PARIS: L'Assemblée nationale a de nouveau repoussé mardi deux motions de censure déposées contre le gouvernement de Sébastien Lecornu, permettant l'adoption en nouvelle lecture du budget de l'Etat pour 2026, qui après un bref passage au Sénat devrait être adopté définitivement en début de semaine prochaine.

Le débat a été l'occasion pour le Premier ministre, disant engager sa responsabilité "devant l'Histoire", de défendre un budget de "sursaut", qui permettra d'augmenter les crédits de la défense de 6,5 milliards d'euros - occasion aussi pour lui de distribuer quelques coups de griffe et d'inviter à regarder "plus loin" que 2026.

La motion de censure commune des groupes Insoumis, écologiste et GDR (communistes et ultra-marins) a été approuvée par 267 députés, alors que 289 voix étaient nécessaires pour faire tomber le gouvernement.

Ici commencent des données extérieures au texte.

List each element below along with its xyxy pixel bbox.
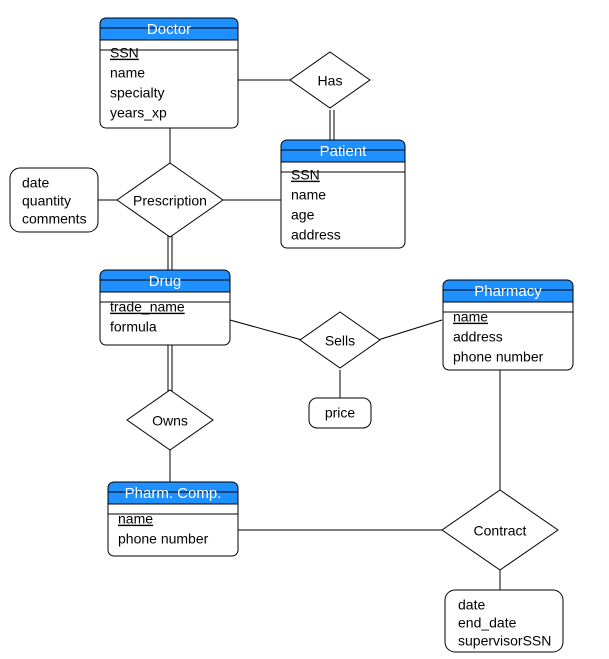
rel-attrs-sells: price <box>309 398 371 428</box>
relationship-sells: Sells <box>300 312 380 368</box>
rel-attr-contract-supervisor: supervisorSSN <box>458 633 551 649</box>
entity-patient-attr-age: age <box>291 207 315 223</box>
relationship-has-label: Has <box>318 73 343 89</box>
relationship-prescription-label: Prescription <box>133 193 207 209</box>
edge-drug-sells <box>230 320 302 340</box>
relationship-contract-label: Contract <box>474 523 527 539</box>
rel-attr-prescription-comments: comments <box>22 211 87 227</box>
rel-attr-prescription-quantity: quantity <box>22 193 71 209</box>
relationship-owns-label: Owns <box>152 413 188 429</box>
edge-sells-pharmacy <box>378 320 442 340</box>
rel-attrs-prescription: date quantity comments <box>10 168 98 232</box>
entity-pharmacy-attr-name: name <box>453 309 488 325</box>
entity-patient: Patient SSN name age address <box>281 140 405 248</box>
entity-pharmacy: Pharmacy name address phone number <box>443 280 573 370</box>
relationship-has: Has <box>290 52 370 108</box>
relationship-contract: Contract <box>442 490 558 570</box>
entity-doctor-attr-ssn: SSN <box>110 45 139 61</box>
entity-doctor-attr-name: name <box>110 65 145 81</box>
entity-doctor: Doctor SSN name specialty years_xp <box>100 18 238 128</box>
rel-attr-sells-price: price <box>325 405 356 421</box>
entity-patient-title: Patient <box>320 143 368 160</box>
entity-pharmacy-attr-phone: phone number <box>453 349 544 365</box>
entity-patient-attr-ssn: SSN <box>291 167 320 183</box>
entity-drug-attr-tradename: trade_name <box>110 299 185 315</box>
relationship-owns: Owns <box>127 390 213 450</box>
entity-drug-title: Drug <box>149 273 182 290</box>
rel-attr-contract-enddate: end_date <box>458 615 517 631</box>
rel-attrs-contract: date end_date supervisorSSN <box>445 590 563 652</box>
entity-doctor-attr-yearsxp: years_xp <box>110 105 167 121</box>
rel-attr-contract-date: date <box>458 597 485 613</box>
entity-drug-attr-formula: formula <box>110 319 157 335</box>
entity-drug: Drug trade_name formula <box>100 270 230 345</box>
rel-attr-prescription-date: date <box>22 175 49 191</box>
entity-pharmcomp-attr-phone: phone number <box>118 531 209 547</box>
relationship-sells-label: Sells <box>325 333 355 349</box>
entity-doctor-attr-specialty: specialty <box>110 85 164 101</box>
entity-patient-attr-name: name <box>291 187 326 203</box>
relationship-prescription: Prescription <box>117 163 223 237</box>
entity-pharmacy-title: Pharmacy <box>474 283 542 300</box>
entity-pharmcomp-attr-name: name <box>118 511 153 527</box>
er-diagram: Doctor SSN name specialty years_xp Patie… <box>0 0 609 659</box>
entity-doctor-title: Doctor <box>147 21 191 38</box>
entity-patient-attr-address: address <box>291 227 341 243</box>
entity-pharmcomp: Pharm. Comp. name phone number <box>108 482 238 556</box>
entity-pharmcomp-title: Pharm. Comp. <box>125 485 222 502</box>
entity-pharmacy-attr-address: address <box>453 329 503 345</box>
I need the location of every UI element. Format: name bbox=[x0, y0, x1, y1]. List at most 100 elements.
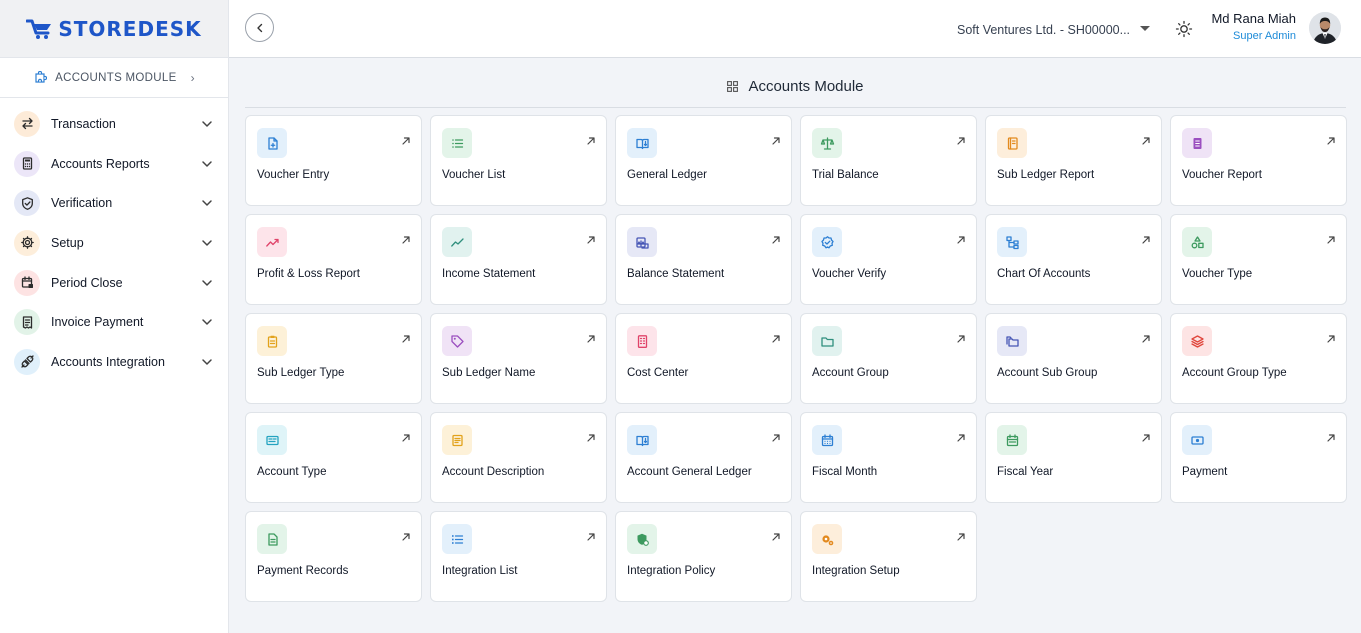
card-profit-loss-report[interactable]: Profit & Loss Report bbox=[245, 214, 422, 305]
card-account-group-type[interactable]: Account Group Type bbox=[1170, 313, 1347, 404]
description-icon bbox=[442, 425, 472, 455]
shield-gear-icon bbox=[627, 524, 657, 554]
bullet-list-icon bbox=[442, 524, 472, 554]
card-sub-ledger-report[interactable]: Sub Ledger Report bbox=[985, 115, 1162, 206]
arrow-up-right-icon[interactable] bbox=[586, 334, 596, 344]
card-voucher-verify[interactable]: Voucher Verify bbox=[800, 214, 977, 305]
arrow-up-right-icon[interactable] bbox=[1326, 136, 1336, 146]
chevron-down-icon[interactable] bbox=[200, 236, 214, 250]
card-label: Balance Statement bbox=[627, 268, 725, 280]
card-label: Profit & Loss Report bbox=[257, 268, 360, 280]
gears-icon bbox=[812, 524, 842, 554]
arrow-up-right-icon[interactable] bbox=[401, 136, 411, 146]
theme-toggle-button[interactable] bbox=[1175, 20, 1193, 38]
arrow-up-right-icon[interactable] bbox=[771, 136, 781, 146]
card-label: Sub Ledger Name bbox=[442, 367, 536, 379]
card-voucher-report[interactable]: Voucher Report bbox=[1170, 115, 1347, 206]
sidebar-nav: Transaction Accounts Reports Verification S… bbox=[0, 98, 228, 382]
sidebar-item-verification[interactable]: Verification bbox=[0, 183, 228, 223]
transfer-icon bbox=[14, 110, 40, 137]
arrow-up-right-icon[interactable] bbox=[1326, 433, 1336, 443]
card-fiscal-month[interactable]: Fiscal Month bbox=[800, 412, 977, 503]
card-fiscal-year[interactable]: Fiscal Year bbox=[985, 412, 1162, 503]
line-chart-icon bbox=[442, 227, 472, 257]
card-income-statement[interactable]: Income Statement bbox=[430, 214, 607, 305]
avatar[interactable] bbox=[1309, 12, 1341, 44]
sidebar-item-label: Accounts Reports bbox=[51, 156, 150, 171]
arrow-up-right-icon[interactable] bbox=[956, 532, 966, 542]
caret-down-icon[interactable] bbox=[1140, 26, 1150, 31]
chevron-down-icon[interactable] bbox=[200, 196, 214, 210]
arrow-up-right-icon[interactable] bbox=[401, 433, 411, 443]
arrow-up-right-icon[interactable] bbox=[1141, 136, 1151, 146]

Celle du RN et de son allié le groupe ciottiste UDR a recueilli seulement 140 voix.

Les uns et les autres ont une nouvelle fois dénoncé sur le plan de la méthode le choix du Premier ministre de recourir à l'article 49 alinéa 3 de la Constitution, qui permet de faire passer un texte sans vote, en rupture avec la promesse faite en octobre devant le Parlement d'y renoncer.

Sur le fond, l'oratrice écologiste Christine Arrighi a fustigé un budget qui relègue l'écologie "au tout dernier rang", pointant notamment l'"effondrement" du budget alloué au Fonds vert: dédié à accompagner localement la transition écologique, celui-ci a, selon elle, vu ses crédits fondre de 2,5 milliards d'euros en 2024 à 850 millions d'euros en 2026.

Pour le RN, Jean-Philippe Tanguy a critiqué un budget qui va alourdir les impôts "d'au moins 9 milliards d'euros", tout en creusant la dette.

Comme déjà vendredi, le PS et LR ont refusé de s'associer à ces motions, au nom de la "stabilité" et de la nécessité de doter la France d'un budget.

Impôts et économies "imaginaires" 

Le député LR Corentin Le Fur, saluant l'"humilité" et l'"écoute" de Sébastien Lecornu durant les débats, n'a cependant pas manqué d'égratigner un budget qui reste "largement imparfait", dans la mesure où il évite de s'attaquer suffisamment "au chantier fondamental de la réduction de notre dépense publique".

Prenant la parole après tous les orateurs, le Premier ministre a répondu sur un ton particulièrement offensif.

S'en prenant à tous ceux, à droite comme à gauche, qui "parlent d'un autre budget, mais sans jamais dire lequel", et font surgir des impôts ou des économies "imaginaires", l'ancien élu de la chambre haute n'a pas épargné la droite sénatoriale, qui se prétend "plus rigoureuse", mais in fine a voté "un budget à 5,3% de déficit".

"Pour la première fois depuis longtemps, les chiffres disent une chose claire: la dépense ralentit réellement", a-t-il défendu, tout en affirmant la nécessité dans le futur de mener des "réformes de structures profondes" et de recentrer l'Etat sur "l'essentiel".

Invitant à "regard(er) plus loin", il a souhaité que les crédits militaires puissent atteindre "des niveaux proches de 90 à 100 milliards d'euros par an", contre 57 en 2026, alors que "nous changeons de monde".

Le Sénat, qui examinera le texte jeudi, devrait le rejeter d'emblée, permettant son retour à rapide à l'Assemblée pour une lecture définitive.

Le Premier ministre pourrait ainsi engager la responsabilité de son gouvernement une troisième fois dès vendredi, s'exposant à deux dernières motions de censure, qui pourraient être rejetées le 2 ou le 3 février, fermant quatre mois de débats parlementaires sur le budget.